In this Math Camp session, we’re going to explore working with distributions in R
. Things we’ll cover include:
R
.R
.Let’s get started!
# libraries
library(tidyverse) # for grammar
library(ggridges) # for plotting pretty distributions
library(foreach) # for running loops
A probability distribution or density is a mathematical function that describes the probability of observing an occurrence of some outcome. As you learned in the session on sets, intervals, and functions, a function is a mapping between some \(n\)-dimensional input and some \(n\)-dimension output. A probability function is a particular type of function that takes as input some real valued number or integer, and returns a value between 0 and 1. Formally, a probability distribution is a function such that \[f: \mathbb{R}^n \to [0,1].\]
As an example, say we have the function \(f : x \to y\) where \(x \in \mathbb{R}\) and \(y \in (0,1]\). In words, \(f\) is a function that takes as input any value \(x\) which lives in the domain of real numbers, and maps this to a value \(y\) that lives in the domain of real numbers between 0 and 1, with 0 non-inclusive. Such a function could look like this \[y = f(x) = \frac{1}{1 + x^2}.\]

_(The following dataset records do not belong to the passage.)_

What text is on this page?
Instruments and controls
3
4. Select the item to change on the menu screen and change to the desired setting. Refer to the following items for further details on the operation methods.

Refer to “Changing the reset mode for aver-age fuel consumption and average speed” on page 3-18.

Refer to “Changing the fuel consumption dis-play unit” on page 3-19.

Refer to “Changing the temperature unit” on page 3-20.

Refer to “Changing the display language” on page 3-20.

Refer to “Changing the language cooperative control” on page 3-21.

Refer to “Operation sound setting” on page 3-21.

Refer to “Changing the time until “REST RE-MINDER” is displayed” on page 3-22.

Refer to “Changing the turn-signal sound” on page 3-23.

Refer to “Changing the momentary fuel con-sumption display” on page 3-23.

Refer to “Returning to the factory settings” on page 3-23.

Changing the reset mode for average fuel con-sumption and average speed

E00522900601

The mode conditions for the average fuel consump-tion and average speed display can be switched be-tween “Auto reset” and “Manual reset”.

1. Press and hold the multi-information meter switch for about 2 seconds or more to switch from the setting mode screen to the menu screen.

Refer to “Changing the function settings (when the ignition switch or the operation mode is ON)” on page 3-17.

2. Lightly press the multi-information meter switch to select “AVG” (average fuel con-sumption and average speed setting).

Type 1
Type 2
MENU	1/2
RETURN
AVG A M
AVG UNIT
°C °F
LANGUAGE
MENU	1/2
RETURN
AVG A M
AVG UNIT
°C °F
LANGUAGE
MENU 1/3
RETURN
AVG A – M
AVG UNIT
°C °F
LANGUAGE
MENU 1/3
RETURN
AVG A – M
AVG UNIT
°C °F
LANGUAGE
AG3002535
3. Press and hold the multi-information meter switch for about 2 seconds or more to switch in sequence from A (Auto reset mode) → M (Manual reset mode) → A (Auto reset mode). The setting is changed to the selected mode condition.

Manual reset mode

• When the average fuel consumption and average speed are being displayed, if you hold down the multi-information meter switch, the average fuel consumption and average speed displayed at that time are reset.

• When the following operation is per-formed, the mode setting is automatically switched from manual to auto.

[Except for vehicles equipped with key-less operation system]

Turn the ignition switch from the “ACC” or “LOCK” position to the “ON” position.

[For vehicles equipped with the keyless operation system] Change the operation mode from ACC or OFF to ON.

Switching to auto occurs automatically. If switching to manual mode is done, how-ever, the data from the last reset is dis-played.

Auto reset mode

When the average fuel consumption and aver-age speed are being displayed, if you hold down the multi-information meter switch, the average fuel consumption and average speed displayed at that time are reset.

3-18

Now, say we have a vector of \(x\) values where \(x = \{-2.5,-2.4,-2.3,...,n-0.1,n,n+0.1,...,2.3, 2.4, 2.5 \}\). We can use our function \(f\) to map these \(x\) values to corresponding \(y\) values on an x-y plot:
Looking at the correspondence between \(x\) and \(y\) values with a plot like this helps to demonstrate the intuition behind “mapping.” In the above figure, our function \(f\) literally helps us to map out \(x\)-\(y\) coordinates given values of \(x\).
With this particular example, we can think of our function \(f\) that we’ve just defined as a type of probability density function since it takes a real number and converts it into a probability—a value between 0 and 1 that describes the proportion of the time that we can expect to observe a particular value of \(x\), or perhaps some outcome given a value of \(x\).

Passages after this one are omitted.